No-code agent builders like Lindy, Vellum, or Relevance AI These tools serve a different audience. They are for operators, marketers, and business teams who want working automations without writing much code. Microsoft AI Agents for Beginners is for people who want to understand and build the system itself, which takes more effort but gives much more control.

FAQ

What is Microsoft AI Agents for Beginners?

It is a free Microsoft course that teaches developers how to build AI agents using Python, LLMs, tools, memory, and Microsoft frameworks like Semantic Kernel and AutoGen.

Is Microsoft AI Agents for Beginners really free?

Yes. The course content is free on Microsoft Learn, GitHub, and YouTube. You may still pay for model APIs or cloud services if you run your own experiments.

Who is this course for?

It is best for developers, students, and technical teams who are new to AI agents but already know some Python. It is also useful for technical leaders who want a grounded view of what agent systems involve.

Do I need to know Python first?

Yes. From what we researched, Microsoft expects learners to have hands-on Python experience. If you are starting from zero, you will probably need a Python primer before this course feels comfortable.

Do I need experience with LLMs?

Some. You do not need to be an expert, but it helps to understand basic concepts like prompting, context windows, and model APIs before starting.

How do I get started?

The easiest path is to open the course on Microsoft Learn or the GitHub repo and begin with the introductory lessons.
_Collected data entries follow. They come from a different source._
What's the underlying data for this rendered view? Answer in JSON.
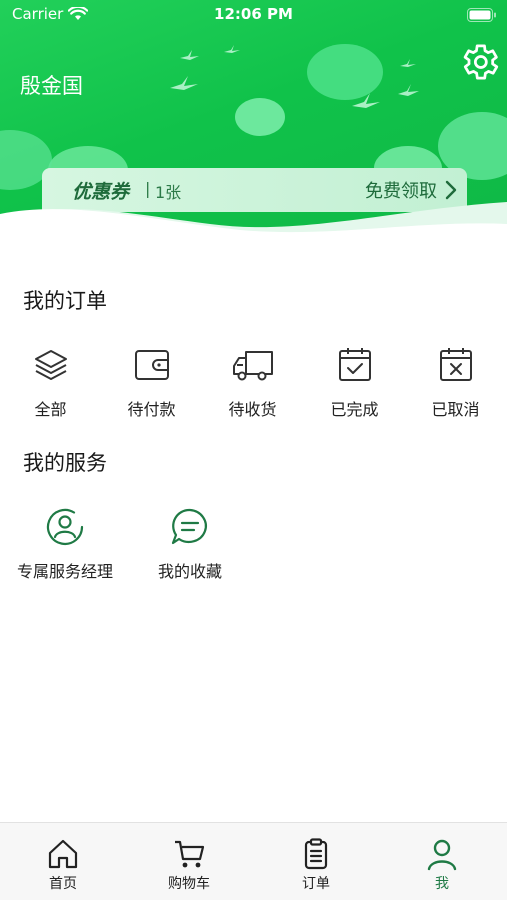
{
  "status_bar": {
    "carrier": "Carrier",
    "time": "12:06 PM"
  },
  "profile": {
    "username": "殷金国"
  },
  "coupon": {
    "title": "优惠券",
    "separator": "|",
    "count": "1张",
    "claim_label": "免费领取"
  },
  "orders": {
    "title": "我的订单",
    "items": [
      {
        "label": "全部",
        "icon": "layers-icon"
      },
      {
        "label": "待付款",
        "icon": "wallet-icon"
      },
      {
        "label": "待收货",
        "icon": "truck-icon"
      },
      {
        "label": "已完成",
        "icon": "calendar-check-icon"
      },
      {
        "label": "已取消",
        "icon": "calendar-x-icon"
      }
    ]
  },
  "services": {
    "title": "我的服务",
    "items": [
      {
        "label": "专属服务经理",
        "icon": "manager-icon"
      },
      {
        "label": "我的收藏",
        "icon": "chat-bubble-icon"
      }
    ]
  },
  "tabbar": {
    "active": "我",
    "items": [
      {
        "label": "首页",
        "icon": "home-icon"
      },
      {
        "label": "购物车",
        "icon": "cart-icon"
      },
      {
        "label": "订单",
        "icon": "clipboard-icon"
      },
      {
        "label": "我",
        "icon": "person-icon"
      }
    ]
  },
  "colors": {
    "header_green": "#10c24a",
    "accent_green": "#1f7a45",
    "coupon_text": "#1e6b3b"
  }
}
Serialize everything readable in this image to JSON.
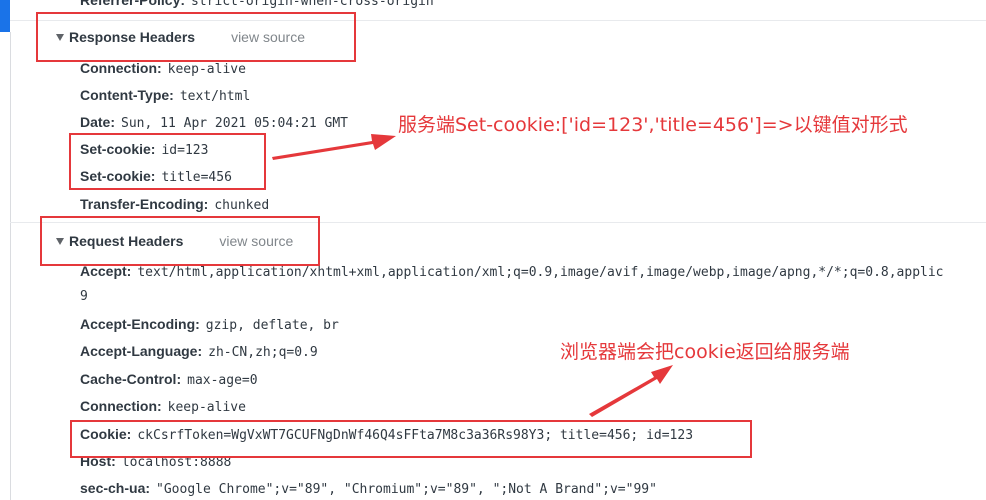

If you like video learning, the YouTube version is another good entry point.

How long to set up?

If you already have Python installed and have used model APIs before, setup can be quick, often under an hour. If you need to create accounts, configure keys, and get comfortable with the environment, expect longer.

What frameworks does the course cover?

It covers Semantic Kernel, AutoGen, Azure AI Agent Service, and Microsoft Agent Framework. It also explains the broader ideas behind agent frameworks, so the lessons transfer beyond Microsoft's stack.

Does the course teach production deployment?

Yes. That is one of its stronger points. Microsoft includes topics like monitoring, observability, infrastructure, evaluation, and cost control.

Is this course good for non-developers?

Probably not as a primary learning path. Non-technical readers can still learn the concepts, but the course is code-heavy and aimed at people who can build software.

How does it compare with LangChain tutorials?

LangChain tutorials can be faster for quick prototypes in that ecosystem. Microsoft AI Agents for Beginners is more structured and does a better job teaching production concerns and Microsoft's framework options.

Is it worth taking if I do not use Azure?

Yes, if you want to understand agent fundamentals. Some sections are Microsoft-specific, but the core lessons on reasoning, memory, tools, orchestration, and deployment are useful across stacks.